Over the last few days, I’ve shared some stories of how my grandfather saw me for who I am and helped me grow into that. In doing so, he helped my parents raise me, and they appreciated that. The simple truth is that all of us who are parents know that we need all the help we can get.
In one sense, our parents have to love us. We are, after all, their children. That love is essential to the well-being of a child, to be sure. But it can also make a huge difference in the life of a child when someone else who doesn’t have to love us takes a healthy interest in us. It is another building block in a child’s self-esteem.
Our parents also have to discipline us. Parents are, after all, responsible for their children in a way that no one else is. This means that we who are parents usually have to “toe the line”, whether we want to or not. While other adults should never undermine this, it is sometimes possible for them to provide a less constricted atmosphere so children can explore who they are a bit more in a larger but still safe context. This is only to a parent’s (and child’s) benefit, and it is the wise parent who recognizes this and encourages it.
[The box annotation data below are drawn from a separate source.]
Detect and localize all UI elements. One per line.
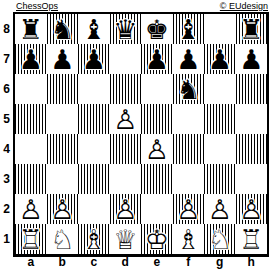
white-pawn-fill: ♟ [204,194,236,224]
square-c8[interactable]: ♝ [78,14,110,44]
white-rook: ♖ [15,224,47,254]
white-knight: ♘ [47,224,79,254]
square-b4[interactable] [47,134,79,164]
square-b6[interactable] [47,74,79,104]
square-g3[interactable] [204,164,236,194]
square-b3[interactable] [47,164,79,194]
square-f4[interactable] [173,134,205,164]
black-pawn: ♟ [141,44,173,74]
square-h2[interactable]: ♟♙ [236,194,268,224]
credit-link[interactable]: © EUdesign [220,1,268,11]
black-pawn: ♟ [236,44,268,74]
square-f5[interactable] [173,104,205,134]
square-g2[interactable]: ♟♙ [204,194,236,224]
square-c5[interactable] [78,104,110,134]
white-pawn: ♙ [47,194,79,224]
square-f2[interactable]: ♟♙ [173,194,205,224]
square-b7[interactable]: ♟ [47,44,79,74]
white-knight-fill: ♞ [47,224,79,254]
white-pawn-fill: ♟ [110,104,142,134]
rank-label-2: 2 [0,194,13,224]
square-a4[interactable] [15,134,47,164]
square-c4[interactable] [78,134,110,164]
square-g8[interactable] [204,14,236,44]
black-rook: ♜ [236,14,268,44]
square-f8[interactable]: ♝ [173,14,205,44]
square-h8[interactable]: ♜ [236,14,268,44]
white-knight: ♘ [204,224,236,254]
square-f1[interactable]: ♝♗ [173,224,205,254]
square-h4[interactable] [236,134,268,164]
square-e1[interactable]: ♚♔ [141,224,173,254]
file-label-a: a [15,255,47,269]
square-h6[interactable] [236,74,268,104]
file-label-b: b [47,255,79,269]
square-b2[interactable]: ♟♙ [47,194,79,224]
white-bishop-fill: ♝ [78,224,110,254]
square-f6[interactable]: ♞ [173,74,205,104]
white-pawn: ♙ [141,134,173,164]
rank-label-1: 1 [0,224,13,254]
white-knight-fill: ♞ [204,224,236,254]
square-g7[interactable]: ♟ [204,44,236,74]
square-e4[interactable]: ♟♙ [141,134,173,164]
white-pawn-fill: ♟ [141,134,173,164]
chess-board: ♜♞♝♛♚♝♜♟♟♟♟♟♟♟♞♟♙♟♙♟♙♟♙♟♙♟♙♟♙♟♙♜♖♞♘♝♗♛♕♚… [13,12,269,257]
square-c7[interactable]: ♟ [78,44,110,74]
square-d3[interactable] [110,164,142,194]
white-rook: ♖ [236,224,268,254]
white-bishop: ♗ [78,224,110,254]
square-c6[interactable] [78,74,110,104]
white-pawn: ♙ [204,194,236,224]
black-pawn: ♟ [204,44,236,74]
white-queen: ♕ [110,224,142,254]
square-b1[interactable]: ♞♘ [47,224,79,254]
rank-labels: 87654321 [0,14,13,254]
white-pawn: ♙ [110,104,142,134]
file-label-f: f [173,255,205,269]
black-rook: ♜ [15,14,47,44]
black-bishop: ♝ [78,14,110,44]
square-a5[interactable] [15,104,47,134]
black-king: ♚ [141,14,173,44]
white-pawn-fill: ♟ [47,194,79,224]
app-title-link[interactable]: ChessOps [16,1,58,11]
white-rook-fill: ♜ [15,224,47,254]
rank-label-3: 3 [0,164,13,194]
square-b8[interactable]: ♞ [47,14,79,44]
white-pawn: ♙ [110,194,142,224]
white-king: ♔ [141,224,173,254]
white-pawn: ♙ [15,194,47,224]
square-f3[interactable] [173,164,205,194]
white-pawn-fill: ♟ [15,194,47,224]
square-e2[interactable] [141,194,173,224]
file-label-c: c [78,255,110,269]
rank-label-8: 8 [0,14,13,44]
square-e7[interactable]: ♟ [141,44,173,74]
square-d1[interactable]: ♛♕ [110,224,142,254]
black-pawn: ♟ [47,44,79,74]
black-knight: ♞ [173,74,205,104]
chessops-screen: ChessOps © EUdesign 87654321 ♜♞♝♛♚♝♜♟♟♟♟… [0,0,270,270]
square-g6[interactable] [204,74,236,104]
square-g5[interactable] [204,104,236,134]
square-h7[interactable]: ♟ [236,44,268,74]
square-a1[interactable]: ♜♖ [15,224,47,254]
square-a8[interactable]: ♜ [15,14,47,44]
square-h1[interactable]: ♜♖ [236,224,268,254]
file-label-g: g [204,255,236,269]
header-bar: ChessOps © EUdesign [0,0,270,12]
black-queen: ♛ [110,14,142,44]
black-pawn: ♟ [78,44,110,74]
square-d5[interactable]: ♟♙ [110,104,142,134]
white-pawn: ♙ [173,194,205,224]
square-a3[interactable] [15,164,47,194]
white-bishop: ♗ [173,224,205,254]
square-d8[interactable]: ♛ [110,14,142,44]
square-e8[interactable]: ♚ [141,14,173,44]
white-rook-fill: ♜ [236,224,268,254]
black-bishop: ♝ [173,14,205,44]
square-f7[interactable]: ♟ [173,44,205,74]
white-queen-fill: ♛ [110,224,142,254]
file-label-e: e [141,255,173,269]
white-pawn-fill: ♟ [173,194,205,224]
white-pawn-fill: ♟ [236,194,268,224]
square-b5[interactable] [47,104,79,134]
rank-label-5: 5 [0,104,13,134]
rank-label-4: 4 [0,134,13,164]
square-c1[interactable]: ♝♗ [78,224,110,254]
white-king-fill: ♚ [141,224,173,254]
rank-label-7: 7 [0,44,13,74]
square-d4[interactable] [110,134,142,164]
black-knight: ♞ [47,14,79,44]
square-h5[interactable] [236,104,268,134]
square-g1[interactable]: ♞♘ [204,224,236,254]
square-a6[interactable] [15,74,47,104]
square-c3[interactable] [78,164,110,194]
square-d2[interactable]: ♟♙ [110,194,142,224]
square-e6[interactable] [141,74,173,104]
square-c2[interactable] [78,194,110,224]
square-a7[interactable]: ♟ [15,44,47,74]
square-d6[interactable] [110,74,142,104]
file-label-h: h [236,255,268,269]
square-h3[interactable] [236,164,268,194]
file-labels: abcdefgh [15,255,267,269]
file-label-d: d [110,255,142,269]
rank-label-6: 6 [0,74,13,104]
square-d7[interactable] [110,44,142,74]
square-e3[interactable] [141,164,173,194]
white-bishop-fill: ♝ [173,224,205,254]
black-pawn: ♟ [15,44,47,74]
square-a2[interactable]: ♟♙ [15,194,47,224]
square-g4[interactable] [204,134,236,164]
square-e5[interactable] [141,104,173,134]
black-pawn: ♟ [173,44,205,74]
white-pawn-fill: ♟ [110,194,142,224]
white-pawn: ♙ [236,194,268,224]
My point is that it is not just grandparents who can do this. Is there a young person we can develop a healthy relationship with who might profit it from it?
I am thankful for the relationships my children have with their grandparents, and for the blessing I know their grandparent’s love is to them. But I am also thankful for my brother, who is exceedingly faithful in sharing in their lives in a helpful and positive manner. And I am thankful for the adults who are not family at all; for the relationship that Tom Leary has with Christine, or that Miriam Turner has with Mary, for instance.
My kids are only better for the love these special people have shown them.